Second, we only included cases in the NTSS, so our analysis missed any TB cases that were not reported or not registered in the system because of counting criteria. The IHS, which provides health care for approximately 60% of AI/ANs, has an independent system for recording cases of TB and other diseases among inpatients and outpatients. While there are guidelines in place for the IHS to report TB cases to local and state authorities, the extent to which this occurs is not well understood; an evaluation is planned to compare TB cases reported in the NTSS with data on TB cases identified in the IHS system at selected sites.

Finally, we recognize the potential for ecological fallacy when applying the average characteristics at a county level to individuals within that community. It was not possible to tease out the indirect influence of community-level factors in this study, given the complex matrix of other factors such as biology and the population's historical experience with the epidemic that are also in play. While our data were not structured to specifically use statistical methods that allow for the consideration of the hierarchy of factors, this analysis was intended to help inform future studies on community-level factors that may be of importance; these studies should gather data from various sources that will allow for the incorporation of these methods.


This study updates our current understanding of the TB epidemiology among indigenous people, AI/ANs and NH/PIs, relative to other racial/ethnic groups in the U.S. by describing individual and community characteristics that may be of importance for TB cases and rates, and how those characteristics vary across different racial/ethnic groups.
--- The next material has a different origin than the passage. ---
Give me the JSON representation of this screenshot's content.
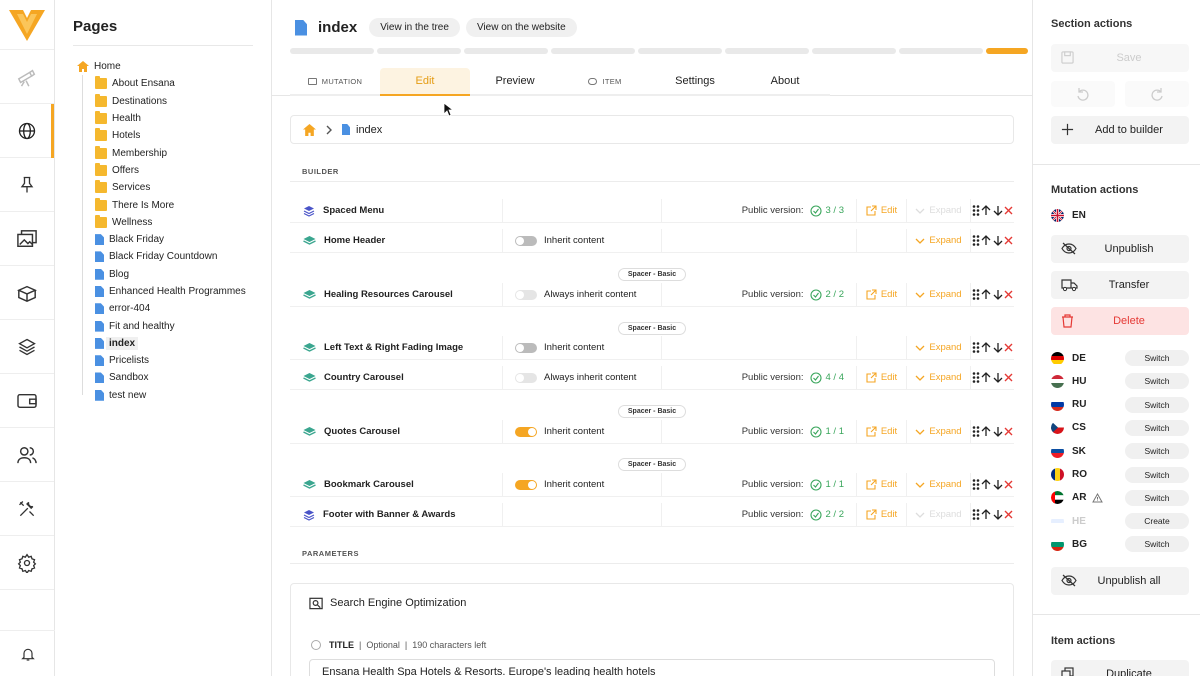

By linking community-level and patient-level data, we were able to examine contextual information about the general status of health and wealth in the communities in which TB cases originated. These findings help to improve our understanding and highlight the importance of addressing both individual- and community-level social determinants of TB, especially among indigenous groups in the U.S. TB programs and initiatives that focus interventions among AI/AN and NH/PI groups should also address the social determinants of health.

Additional studies are necessary to further understand the social, cultural, and environmental factors that underlie health disparities in indigenous populations. Hierarchical theory and multilevel modeling that includes individual and community characteristics, and the complex interrelationship of the two, can help further delineate modifiable factors that may lessen the risk of TB and other diseases among these groups.


The findings and conclusions in this article are those of the authors and do not necessarily represent the official position of the Centers for Disease Control and Prevention or the Indian Health Service.